Face au président, Monsieur C. a tenté de s’expliquer : « Ce jour-là, je n’étais pas très bien. J’ai eu des interventions assez dures, il manquait du matériel. J’ai fait remonter les informations, j’étais fatigué de cette situation. Je voulais que ça s’arrête. Je suis parti dans une dépression, ça fait 30 ans que je travaille. Il y a eu un différend entre nous. J’ai refusé de lui serrer la main et il m’a insulté ». Monsieur C. a ensuite expliqué : « En aucun cas, je voulais faire de mal ». Avant de conclure : « Je me suis excusé, j’ai fait le nécessaire pour ne pas en arriver là. »

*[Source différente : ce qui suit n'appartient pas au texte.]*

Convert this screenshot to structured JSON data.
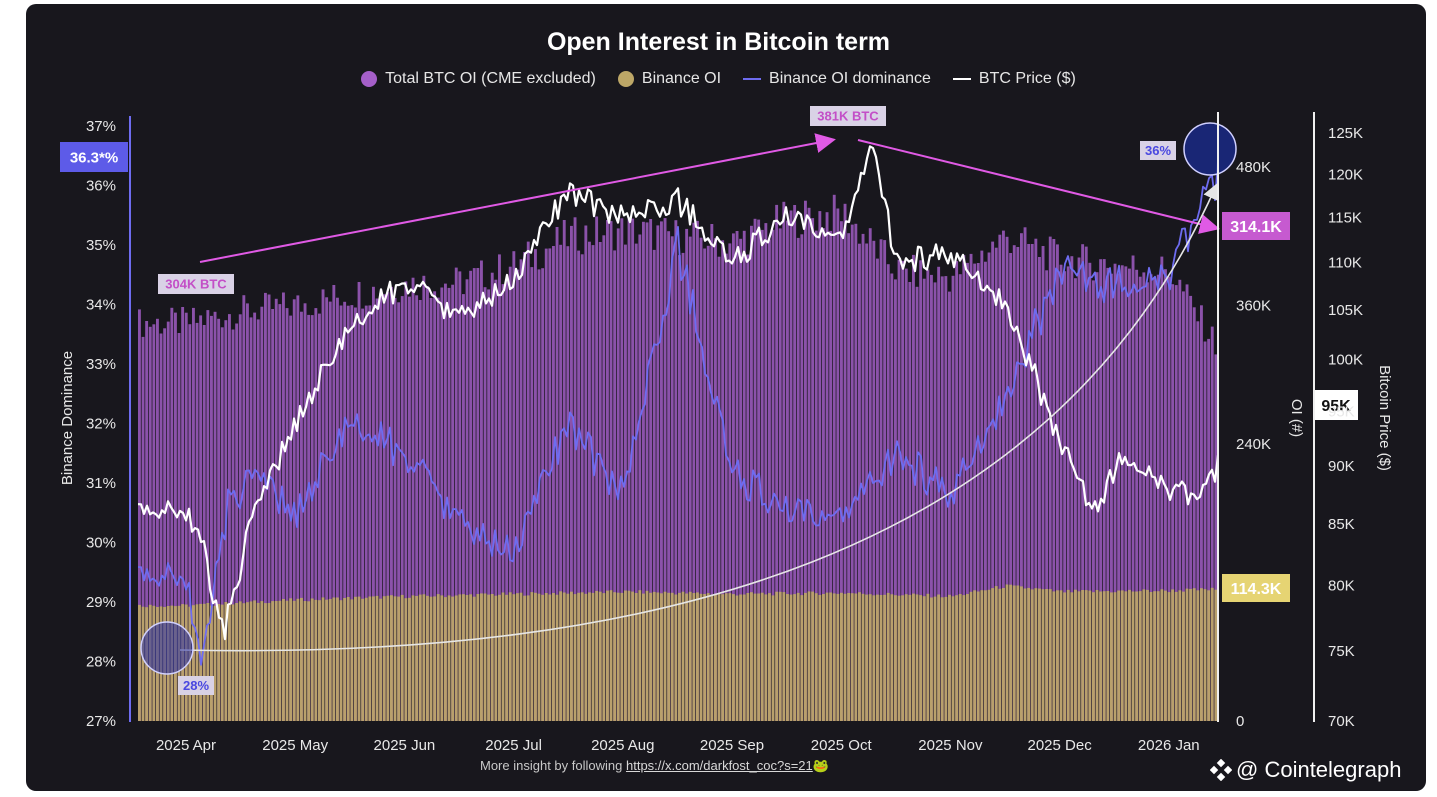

De son côté, Monsieur A. a livré sa version des faits : « Je connais pas bien ce monsieur, il y a eu du changement. Je suis arrivé pour lui dire bonjour et il m’a répondu : «Non, casse-toi, j’ai pas envie de dire bonjour, rentre chez toi, casse-toi », gratuitement, je n’ai rien fait ». Il poursuit : « Il m’a pris avec ses deux poings par les vêtements. Il m’a fait pleurer comme un bébé, Monsieur le Président. J’ai jamais eu de problème avec le tribunal ni en France, ni à Monaco. Moi aussi j’ai mes problèmes, mais je ne vais pas frapper mes collègues. » L’avocate de Monsieur A. a insisté sur la nécessité d’excuses sincères, qualifiant les faits de « violences totalement gratuites ». Sans demander de dédommagement financier, la victime a simplement réclamé le versement d’un euro symbolique.

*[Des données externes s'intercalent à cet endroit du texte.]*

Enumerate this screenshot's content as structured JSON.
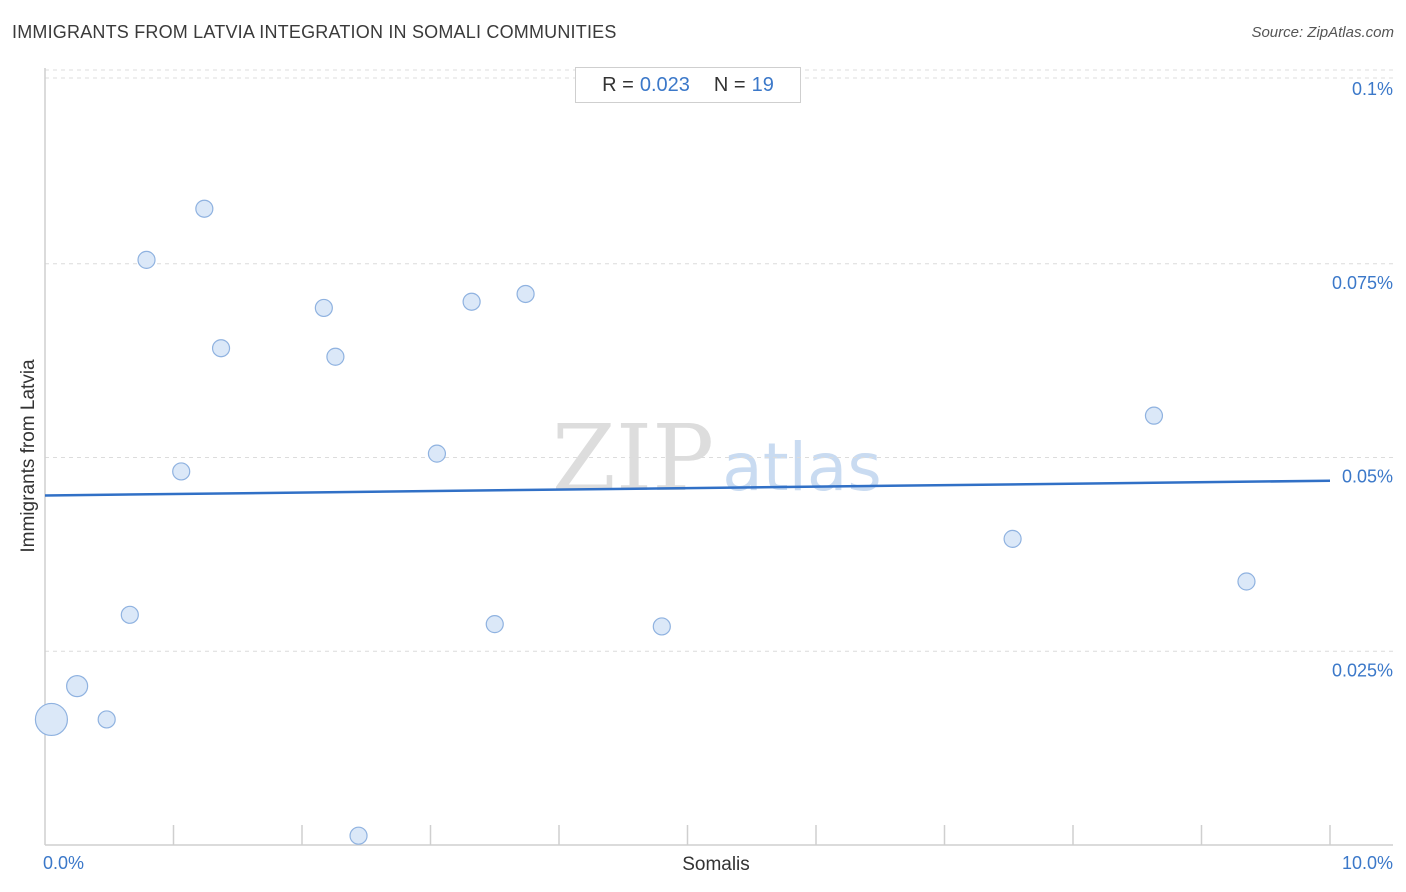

« Il a craqué émotionnellement »

L’avocat de Monsieur C., Me Campana, a pris la parole pour souligner la personnalité et les circonstances atténuantes en faveur de son client : « Il n’est pas armé pour vous répondre, pour se défendre. Il s’exprime mal, mais il est sincère dans ses excuses ». Me Campana a décrit Monsieur C. comme un travailleur acharné, titulaire de la médaille d’honneur du travail après 30 années de carrière irréprochable : « C’est un travailleur qui aime le travail bien fait », a t-il expliqué, insistant sur les tensions croissantes au sein des différentes équipes de la société et les conséquences d’un « choc générationnel ».

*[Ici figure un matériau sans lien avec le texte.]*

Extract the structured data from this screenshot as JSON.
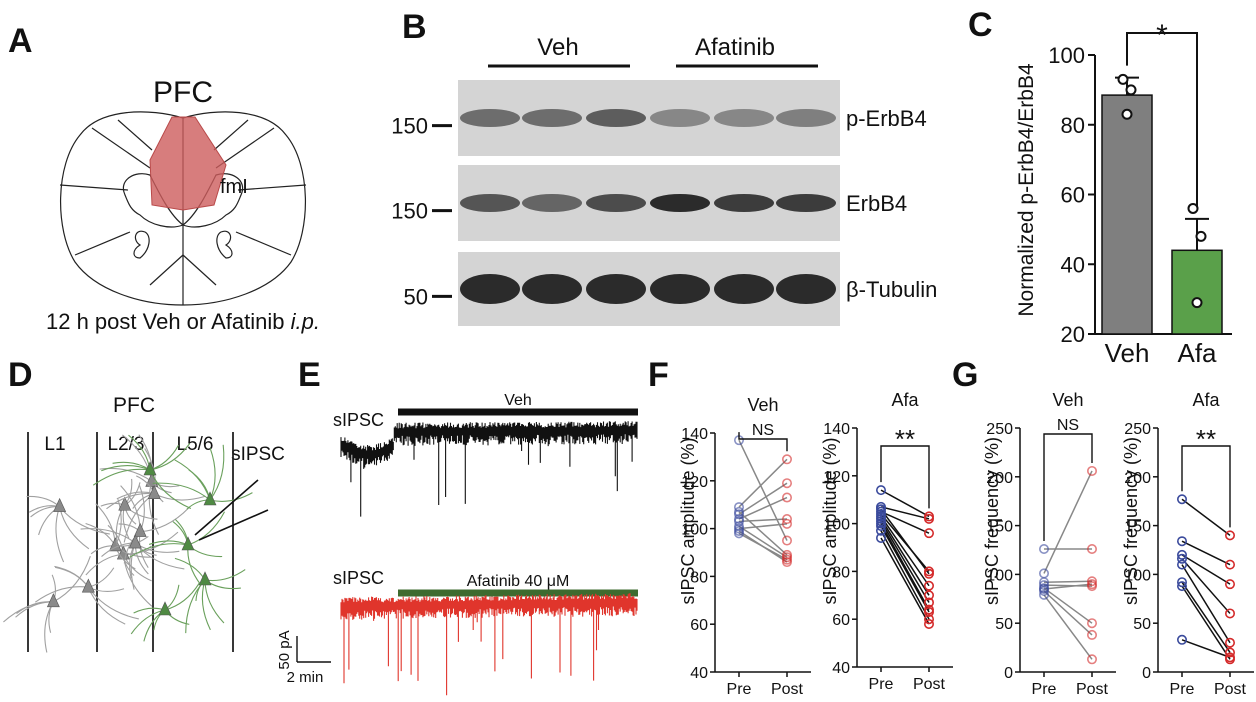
{
  "panels": {
    "A": {
      "letter": "A",
      "region": "PFC",
      "tract": "fmI",
      "caption_main": "12 h post Veh or Afatinib ",
      "caption_italic": "i.p."
    },
    "B": {
      "letter": "B",
      "group_left": "Veh",
      "group_right": "Afatinib",
      "rows": [
        {
          "label": "p-ErbB4",
          "marker": "150",
          "band_strength": [
            0.55,
            0.55,
            0.65,
            0.4,
            0.4,
            0.45
          ]
        },
        {
          "label": "ErbB4",
          "marker": "150",
          "band_strength": [
            0.7,
            0.6,
            0.75,
            0.95,
            0.85,
            0.85
          ]
        },
        {
          "label": "β-Tubulin",
          "marker": "50",
          "band_strength": [
            0.95,
            0.95,
            0.95,
            0.95,
            0.95,
            0.95
          ]
        }
      ]
    },
    "C": {
      "letter": "C",
      "ylabel": "Normalized p-ErbB4/ErbB4",
      "yticks": [
        "20",
        "40",
        "60",
        "80",
        "100"
      ],
      "significance": "*"
    },
    "D": {
      "letter": "D",
      "title": "PFC",
      "layers": [
        "L1",
        "L2/3",
        "L5/6"
      ],
      "electrode_label": "sIPSC"
    },
    "E": {
      "letter": "E",
      "trace_top_label": "sIPSC",
      "trace_top_bar": "Veh",
      "trace_bottom_label": "sIPSC",
      "trace_bottom_bar": "Afatinib 40 μM",
      "scale_y": "50 pA",
      "scale_x": "2 min"
    },
    "F": {
      "letter": "F",
      "ylabel": "sIPSC amplitude (%)",
      "xticks": [
        "Pre",
        "Post"
      ]
    },
    "G": {
      "letter": "G",
      "ylabel": "sIPSC frequency (%)",
      "xticks": [
        "Pre",
        "Post"
      ]
    }
  },
  "colors": {
    "veh_bar": "#7f7f7f",
    "afa_bar": "#5aa04a",
    "pre_point": "#3a4a9c",
    "post_point": "#d42a2a",
    "afatinib_trace": "#e0352c",
    "veh_trace": "#111111",
    "afatinib_bar": "#3e6b2f",
    "pfc_region": "#cd5c5c"
  },
  "chart_data": [
    {
      "id": "C",
      "type": "bar",
      "categories": [
        "Veh",
        "Afa"
      ],
      "values": [
        88.5,
        44
      ],
      "errors": [
        5,
        9
      ],
      "points": [
        [
          93,
          90,
          83
        ],
        [
          56,
          48,
          29
        ]
      ],
      "ylabel": "Normalized p-ErbB4/ErbB4",
      "ylim": [
        20,
        100
      ],
      "significance": "*"
    },
    {
      "id": "F-Veh",
      "type": "line",
      "title": "Veh",
      "xlabel_ticks": [
        "Pre",
        "Post"
      ],
      "ylabel": "sIPSC amplitude (%)",
      "ylim": [
        40,
        140
      ],
      "yticks": [
        40,
        60,
        80,
        100,
        120,
        140
      ],
      "pairs": [
        [
          137,
          95
        ],
        [
          109,
          129
        ],
        [
          106,
          119
        ],
        [
          104,
          113
        ],
        [
          103,
          104
        ],
        [
          101,
          88
        ],
        [
          99,
          86
        ],
        [
          98,
          87
        ],
        [
          100,
          102
        ],
        [
          107,
          89
        ]
      ],
      "significance": "NS"
    },
    {
      "id": "F-Afa",
      "type": "line",
      "title": "Afa",
      "xlabel_ticks": [
        "Pre",
        "Post"
      ],
      "ylabel": "sIPSC amplitude (%)",
      "ylim": [
        40,
        140
      ],
      "yticks": [
        40,
        60,
        80,
        100,
        120,
        140
      ],
      "pairs": [
        [
          114,
          103
        ],
        [
          107,
          102
        ],
        [
          105,
          96
        ],
        [
          104,
          80
        ],
        [
          103,
          74
        ],
        [
          101,
          67
        ],
        [
          100,
          64
        ],
        [
          99,
          63
        ],
        [
          97,
          60
        ],
        [
          94,
          58
        ],
        [
          102,
          70
        ],
        [
          106,
          79
        ]
      ],
      "significance": "**"
    },
    {
      "id": "G-Veh",
      "type": "line",
      "title": "Veh",
      "xlabel_ticks": [
        "Pre",
        "Post"
      ],
      "ylabel": "sIPSC frequency (%)",
      "ylim": [
        0,
        250
      ],
      "yticks": [
        0,
        50,
        100,
        150,
        200,
        250
      ],
      "pairs": [
        [
          126,
          126
        ],
        [
          101,
          206
        ],
        [
          92,
          93
        ],
        [
          89,
          88
        ],
        [
          86,
          50
        ],
        [
          83,
          38
        ],
        [
          79,
          13
        ],
        [
          85,
          90
        ]
      ],
      "significance": "NS"
    },
    {
      "id": "G-Afa",
      "type": "line",
      "title": "Afa",
      "xlabel_ticks": [
        "Pre",
        "Post"
      ],
      "ylabel": "sIPSC frequency (%)",
      "ylim": [
        0,
        250
      ],
      "yticks": [
        0,
        50,
        100,
        150,
        200,
        250
      ],
      "pairs": [
        [
          177,
          140
        ],
        [
          134,
          110
        ],
        [
          120,
          90
        ],
        [
          116,
          60
        ],
        [
          110,
          30
        ],
        [
          92,
          20
        ],
        [
          88,
          13
        ],
        [
          33,
          15
        ]
      ],
      "significance": "**"
    }
  ]
}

L’avocat a également évoqué l’usure mentale accumulée par son client, exacerbée par une intervention traumatisante en avril 2023. Cet accident, dans le tunnel Louis II, a entraîné la mort de trois femmes. En rentrant de soirée du Larvotto, le véhicule, roulant à 156 km/h, a percuté le muret de l’auditorium Rainier III. Ce jour-là, Monsieur C. avait été appelé sur les lieux de l’accident, où il avait dû ramasser les « débris humains » sans matériel adéquat. Son véhicule n’était pas équipé comme il le devrait, un manquement commis par l’équipe précédente. « Il a craqué émotionnellement » indique Me Campana. Enfin, l’avocat a détaillé les démarches entreprises par son client pour se contenir et soigner son état de santé fragile : « Il a tout de suite pris des traitements, des médicaments, des séances chez des spécialistes. Il en a pris conscience. Cet événement est exceptionnel ». Cette plaidoirie, empreinte de compassion et de reconnaissance pour le parcours professionnel de Monsieur C., a bouleversé ce dernier. Il s’est effondré en larmes lors de sa dernière intervention à la barre, incapable de contenir son émotion face au rappel des faits. 

Le procureur a, lui aussi, relativisé les faits, estimant que l’ITT de six jours pouvait paraître exagérée : « Je ne constate pas de lésions. Il n’est pas question ici de violences physiques graves», tout en rappelant que Monsieur A. était bien victime dans cette affaire.

Le tribunal a reconnu la culpabilité de Monsieur C. Il a été condamné à 800 euros d’amende, à verser un euro symbolique à Monsieur A. et à payer 800 euros pour les frais d’avocat.